This document is dedicated to providing a word2vec model developed for Farsi poems of 48 poets. The complete list of poets and their documents are available here.
Traditional Farsi poems are a set of sentence rows knowen as beyts
. Each beyt is split into two mesra
s that could be thought of as clauses that complete each other and convey a single concept.
Most of the existing Farsi literature are composed in this framework of mesras and beyts. Here is an example of a Farsi poem by Rumi:
(beyt1 - mesra1)
Out beyond ideas of wrongdoing and right-doing,
(beyt1 - mesra2)
there is a field. I'll meet you there.
(beyt2 - mesra1)
When the soul lies down in that grass,
(beyt2 - mesra2)
the world is too full to talk about.
(beyt3 - mesra1)
Ideas, language, even the phrase each other
(beyt3 - mesra2)
doesn't make any sense.
The corpus that we developed the word2vec model on consists of 1,216,286 mesras of Farsi poems that can be thought of as 608,143 sentences. Moreover, this document consists of 8,102,119 words from which 148,588 are unique.
The developed word2vec model is accessible here.

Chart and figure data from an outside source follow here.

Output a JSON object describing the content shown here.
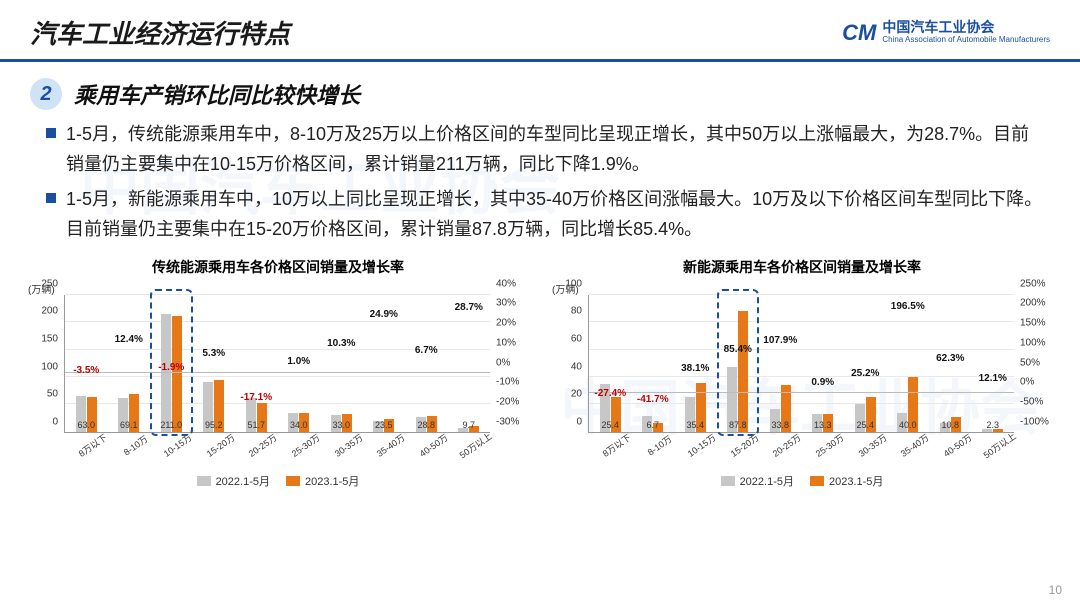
{
  "header": {
    "title": "汽车工业经济运行特点",
    "logo_mark": "CM",
    "logo_cn": "中国汽车工业协会",
    "logo_en": "China Association of Automobile Manufacturers"
  },
  "section": {
    "number": "2",
    "subtitle": "乘用车产销环比同比较快增长"
  },
  "bullets": [
    "1-5月，传统能源乘用车中，8-10万及25万以上价格区间的车型同比呈现正增长，其中50万以上涨幅最大，为28.7%。目前销量仍主要集中在10-15万价格区间，累计销量211万辆，同比下降1.9%。",
    "1-5月，新能源乘用车中，10万以上同比呈现正增长，其中35-40万价格区间涨幅最大。10万及以下价格区间车型同比下降。目前销量仍主要集中在15-20万价格区间，累计销量87.8万辆，同比增长85.4%。"
  ],
  "charts": {
    "left": {
      "title": "传统能源乘用车各价格区间销量及增长率",
      "y_unit": "(万辆)",
      "y_left": {
        "min": 0,
        "max": 250,
        "step": 50
      },
      "y_right": {
        "min": -30,
        "max": 40,
        "step": 10,
        "suffix": "%"
      },
      "categories": [
        "8万以下",
        "8-10万",
        "10-15万",
        "15-20万",
        "20-25万",
        "25-30万",
        "30-35万",
        "35-40万",
        "40-50万",
        "50万以上"
      ],
      "series_a_label": "2022.1-5月",
      "series_b_label": "2023.1-5月",
      "series_b_values": [
        63.0,
        69.1,
        211.0,
        95.2,
        51.7,
        34.0,
        33.0,
        23.5,
        28.8,
        9.7
      ],
      "series_a_values": [
        65.3,
        61.5,
        215.1,
        90.5,
        62.4,
        33.7,
        29.9,
        18.8,
        27.0,
        7.5
      ],
      "growth_pct": [
        -3.5,
        12.4,
        -1.9,
        5.3,
        -17.1,
        1.0,
        10.3,
        24.9,
        6.7,
        28.7
      ],
      "highlight_index": 2,
      "bar_color_a": "#c7c7c7",
      "bar_color_b": "#e67817"
    },
    "right": {
      "title": "新能源乘用车各价格区间销量及增长率",
      "y_unit": "(万辆)",
      "y_left": {
        "min": 0,
        "max": 100,
        "step": 20
      },
      "y_right": {
        "min": -100,
        "max": 250,
        "step": 50,
        "suffix": "%"
      },
      "categories": [
        "8万以下",
        "8-10万",
        "10-15万",
        "15-20万",
        "20-25万",
        "25-30万",
        "30-35万",
        "35-40万",
        "40-50万",
        "50万以上"
      ],
      "series_a_label": "2022.1-5月",
      "series_b_label": "2023.1-5月",
      "series_b_values": [
        25.4,
        6.7,
        35.4,
        87.8,
        33.8,
        13.3,
        25.4,
        40.0,
        10.8,
        2.3
      ],
      "series_a_values": [
        35.0,
        11.5,
        25.6,
        47.4,
        16.3,
        13.2,
        20.3,
        13.5,
        6.7,
        2.1
      ],
      "growth_pct": [
        -27.4,
        -41.7,
        38.1,
        85.4,
        107.9,
        0.9,
        25.2,
        196.5,
        62.3,
        12.1
      ],
      "highlight_index": 3,
      "bar_color_a": "#c7c7c7",
      "bar_color_b": "#e67817"
    }
  },
  "page_number": "10",
  "colors": {
    "primary": "#1a4e9e",
    "accent": "#e67817",
    "neg": "#c00000"
  }
}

Here are some examples of the results of this model:
گوش به چشم شبیه شنیده است: دیده
Which means:
Ear to eye is similar to heard to: Saw
مرد به زن شبیه آدم است: حوا
Which means:
Man to woman is similar to Adam to: Eve
Please note that the model capability is limited due to its data input size which is only 8 million words. Moreover, due to different format and vocabulary between Farsi poems and nowadays Farsi conversation, please be carful in generalizing the model.